It may seem that, when Newcastle himself married a girl who was not an heiress, he must have lost the match-making instincts which he had inherited from his grandmother; but in justice to his memory let it be remembered that no heiresses were then to be had at the impoverished Court of the English Queen in France; and that, as Margaret’s father had been a very wealthy man, in the case of a royal restoration it was just possible that there might yet be some useful pickings.
CHAPTER XVI.
Although Queen Henrietta Maria had disapproved of Newcastle’s marriage with her maid-of-honour, she showed him considerable kindness. She invited him to a great Council which was held at St. Germains, attended by the Prince of Wales, Prince Rupert, the Marquesses of Worcester and of Ormond, the Earl of St. Albans, Lord Jermyn and others. At the Council, Newcastle[130] “delivered his sentiment, that he could perceive no other probability of procuring Forces for His Majesty, but an assistance of the Scots; But Her Majesty was pleased to answer my Lord, That he was too quick”. An unpleasant expression; but Her Majesty was quite right! For the King, unfortunately, did seek “an assistance of the Scots,” with a result only too well known.
[130] The Cavalier in Exile, p. 59.
The Queen did Newcastle a much greater service than the empty compliment of an invitation to a Council at which he was snubbed. She gave him £2000! Fortunately at that time, she still had some money. She received 12,000 crowns a month from Anne of Austria, and she obtained help from some of her relations; but she sent very large sums to her husband in England, and she made handsome donations to distressed cavaliers—such as Newcastle—in France and Belgium, selling her jewels for the same purposes. When the wars of the Fronde began, those who were helping her became in want themselves, and they could do nothing more for her. She then found herself in sore straits.
Mademoiselle de Montpensier says in her Memoirs: “The Queen of England appeared, during a little while, with the splendour of royal equipage, she had a full number of ladies, of maids of honour, of running footmen, coaches and guards.
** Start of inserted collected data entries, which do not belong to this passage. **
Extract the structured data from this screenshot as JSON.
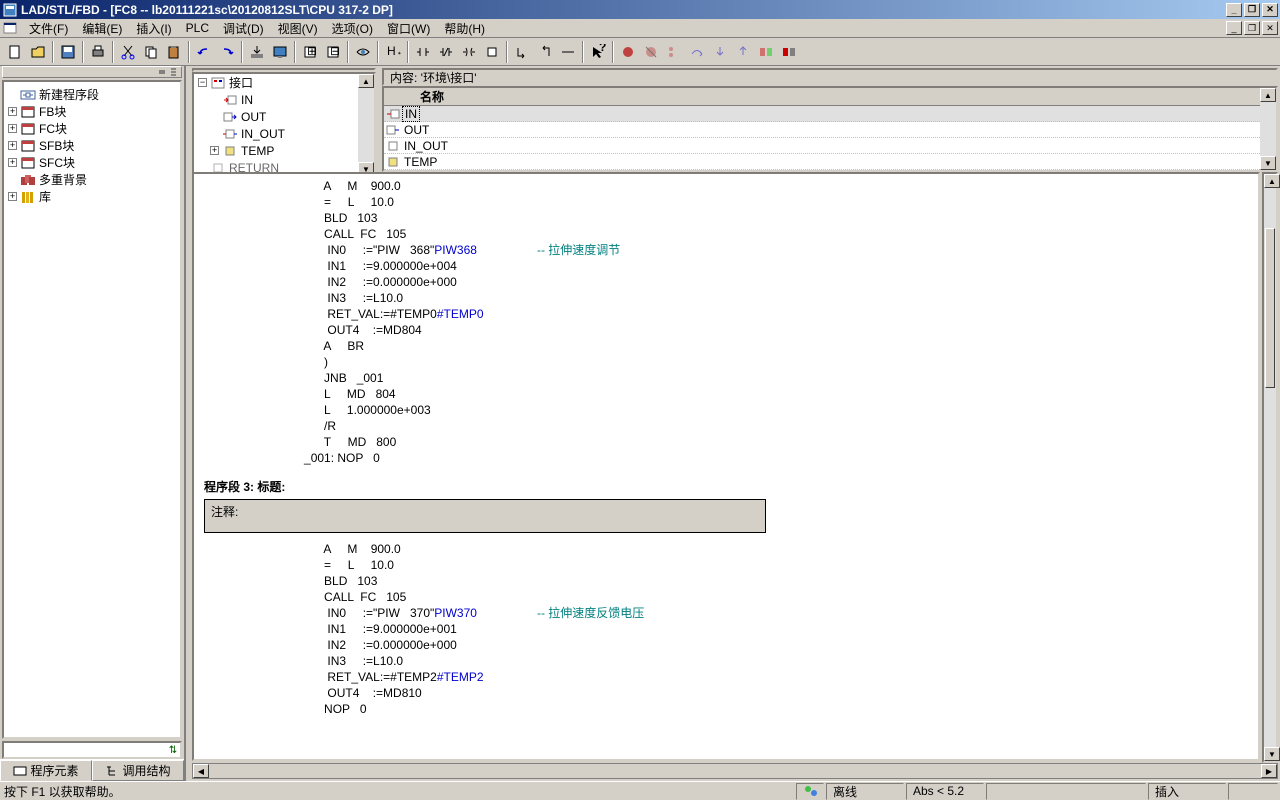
{
  "window": {
    "title": "LAD/STL/FBD  - [FC8 -- lb20111221sc\\20120812SLT\\CPU 317-2 DP]"
  },
  "menu": {
    "file": "文件(F)",
    "edit": "编辑(E)",
    "insert": "插入(I)",
    "plc": "PLC",
    "debug": "调试(D)",
    "view": "视图(V)",
    "options": "选项(O)",
    "window": "窗口(W)",
    "help": "帮助(H)"
  },
  "left_tree": {
    "new_segment": "新建程序段",
    "fb": "FB块",
    "fc": "FC块",
    "sfb": "SFB块",
    "sfc": "SFC块",
    "multi_bg": "多重背景",
    "lib": "库"
  },
  "left_tabs": {
    "elements": "程序元素",
    "callstruct": "调用结构"
  },
  "interface": {
    "root": "接口",
    "in": "IN",
    "out": "OUT",
    "in_out": "IN_OUT",
    "temp": "TEMP",
    "return": "RETURN"
  },
  "content_label": "内容:    '环境\\接口'",
  "name_header": "名称",
  "name_rows": [
    "IN",
    "OUT",
    "IN_OUT",
    "TEMP"
  ],
  "code": {
    "block1": [
      "      A     M    900.0",
      "      =     L     10.0",
      "      BLD   103",
      "      CALL  FC   105"
    ],
    "block1_params": [
      {
        "lhs": "       IN0     :=\"PIW   368\"",
        "ref": "PIW368",
        "comment": "-- 拉伸速度调节"
      },
      {
        "lhs": "       IN1     :=9.000000e+004",
        "ref": "",
        "comment": ""
      },
      {
        "lhs": "       IN2     :=0.000000e+000",
        "ref": "",
        "comment": ""
      },
      {
        "lhs": "       IN3     :=L10.0",
        "ref": "",
        "comment": ""
      },
      {
        "lhs": "       RET_VAL:=#TEMP0",
        "ref": "#TEMP0",
        "comment": ""
      },
      {
        "lhs": "       OUT4    :=MD804",
        "ref": "",
        "comment": ""
      }
    ],
    "block1_tail": [
      "      A     BR",
      "      )",
      "      JNB   _001",
      "      L     MD   804",
      "      L     1.000000e+003",
      "      /R",
      "      T     MD   800",
      "_001: NOP   0"
    ],
    "segment_title": "程序段  3: 标题:",
    "comment_label": "注释:",
    "block2": [
      "      A     M    900.0",
      "      =     L     10.0",
      "      BLD   103",
      "      CALL  FC   105"
    ],
    "block2_params": [
      {
        "lhs": "       IN0     :=\"PIW   370\"",
        "ref": "PIW370",
        "comment": "-- 拉伸速度反馈电压"
      },
      {
        "lhs": "       IN1     :=9.000000e+001",
        "ref": "",
        "comment": ""
      },
      {
        "lhs": "       IN2     :=0.000000e+000",
        "ref": "",
        "comment": ""
      },
      {
        "lhs": "       IN3     :=L10.0",
        "ref": "",
        "comment": ""
      },
      {
        "lhs": "       RET_VAL:=#TEMP2",
        "ref": "#TEMP2",
        "comment": ""
      },
      {
        "lhs": "       OUT4    :=MD810",
        "ref": "",
        "comment": ""
      }
    ],
    "block2_tail": [
      "      NOP   0"
    ]
  },
  "status": {
    "hint": "按下 F1 以获取帮助。",
    "sim": "",
    "offline": "离线",
    "abs": "Abs < 5.2",
    "insert": "插入"
  }
}
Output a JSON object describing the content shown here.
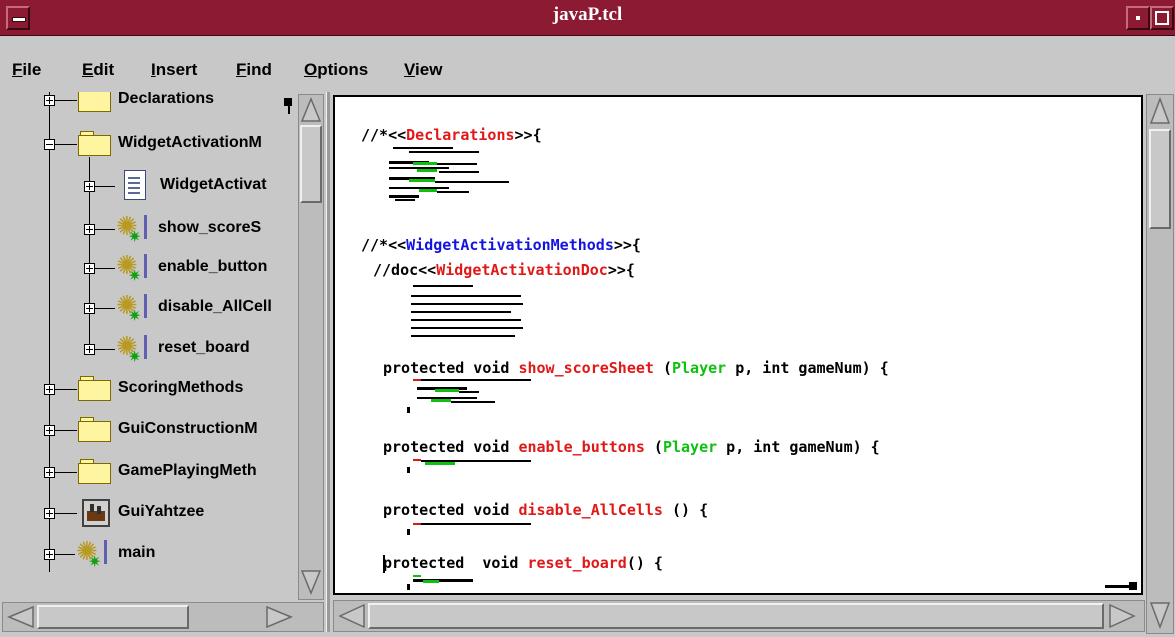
{
  "window": {
    "title": "javaP.tcl"
  },
  "menubar": {
    "items": [
      {
        "label": "File"
      },
      {
        "label": "Edit"
      },
      {
        "label": "Insert"
      },
      {
        "label": "Find"
      },
      {
        "label": "Options"
      },
      {
        "label": "View"
      }
    ]
  },
  "tree": {
    "items": [
      {
        "label": "Declarations",
        "icon": "folder-icon",
        "level": 0,
        "expanded": false
      },
      {
        "label": "WidgetActivationM",
        "icon": "folder-icon",
        "level": 0,
        "expanded": true
      },
      {
        "label": "WidgetActivat",
        "icon": "document-icon",
        "level": 1,
        "expanded": false
      },
      {
        "label": "show_scoreS",
        "icon": "gear-icon",
        "level": 1,
        "expanded": false
      },
      {
        "label": "enable_button",
        "icon": "gear-icon",
        "level": 1,
        "expanded": false
      },
      {
        "label": "disable_AllCell",
        "icon": "gear-icon",
        "level": 1,
        "expanded": false
      },
      {
        "label": "reset_board",
        "icon": "gear-icon",
        "level": 1,
        "expanded": false
      },
      {
        "label": "ScoringMethods",
        "icon": "folder-icon",
        "level": 0,
        "expanded": false
      },
      {
        "label": "GuiConstructionM",
        "icon": "folder-icon",
        "level": 0,
        "expanded": false
      },
      {
        "label": "GamePlayingMeth",
        "icon": "folder-icon",
        "level": 0,
        "expanded": false
      },
      {
        "label": "GuiYahtzee",
        "icon": "application-icon",
        "level": 0,
        "expanded": false
      },
      {
        "label": "main",
        "icon": "gear-icon",
        "level": 0,
        "expanded": false
      }
    ]
  },
  "editor": {
    "decl_prefix": "//*<<",
    "decl_name": "Declarations",
    "decl_suffix": ">>{",
    "wam_prefix": "//*<<",
    "wam_name": "WidgetActivationMethods",
    "wam_suffix": ">>{",
    "doc_prefix": "//doc<<",
    "doc_name": "WidgetActivationDoc",
    "doc_suffix": ">>{",
    "m1_prefix": "protected void ",
    "m1_name": "show_scoreSheet",
    "m1_mid1": " (",
    "m1_type": "Player",
    "m1_mid2": " p, int gameNum) {",
    "m2_prefix": "protected void ",
    "m2_name": "enable_buttons",
    "m2_mid1": " (",
    "m2_type": "Player",
    "m2_mid2": " p, int gameNum) {",
    "m3_prefix": "protected void ",
    "m3_name": "disable_AllCells",
    "m3_suffix": " () {",
    "m4_prefix": "protected  void ",
    "m4_name": "reset_board",
    "m4_suffix": "() {"
  },
  "colors": {
    "titlebar": "#8c1a32",
    "keyword_red": "#e01818",
    "keyword_blue": "#1414e0",
    "keyword_green": "#10c010"
  }
}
All vanished, however, by little and little, and at last nothing could be more mean than her train and appearance.” And so things went on, from bad to worse, until, about three years after the time with which we are now dealing, Cardinal de Retz found her, with her last loaf eaten, her last faggot burned, and her little daughter in bed at mid-day, because there was no fire on the hearth and snow was falling heavily.
Things were a long way from being so bad as that, however, when she gave Newcastle £2000. Having got that money, and having squeezed a little more cash out of his creditors, instead of economising, Newcastle left his lodgings and took a good house, resolving, as his wife says, “for his own recreation and divertisement in his banished condition, to exercise the Art of Mannage, which he is a great lover and Master of”. He gave £160 for one horse, and what is now vulgarly termed an “I.O.U.” for £100, for another. To estimate these prices as £480 and £300 of our money would be to undervalue them. But men in debt always seem to buy the longest-priced horses.
Soon after he had made these purchases, the Queen desired Newcastle to go to the Prince of Wales in Holland; but his ungrateful creditors made a difficulty about their debtor leaving Paris, whereupon the Queen most generously made herself responsible for his Parisian debts. On the morning of the day on which he left Paris, his creditors, says his wife, showed “so great a love and kindness for him” that they came to “take their farewell of him”. No wonder! It is easy to understand that they would be anxious, to have a few words with him—perhaps a good many words—and to come to a very clear understanding, before losing sight of him. Love and kindness indeed!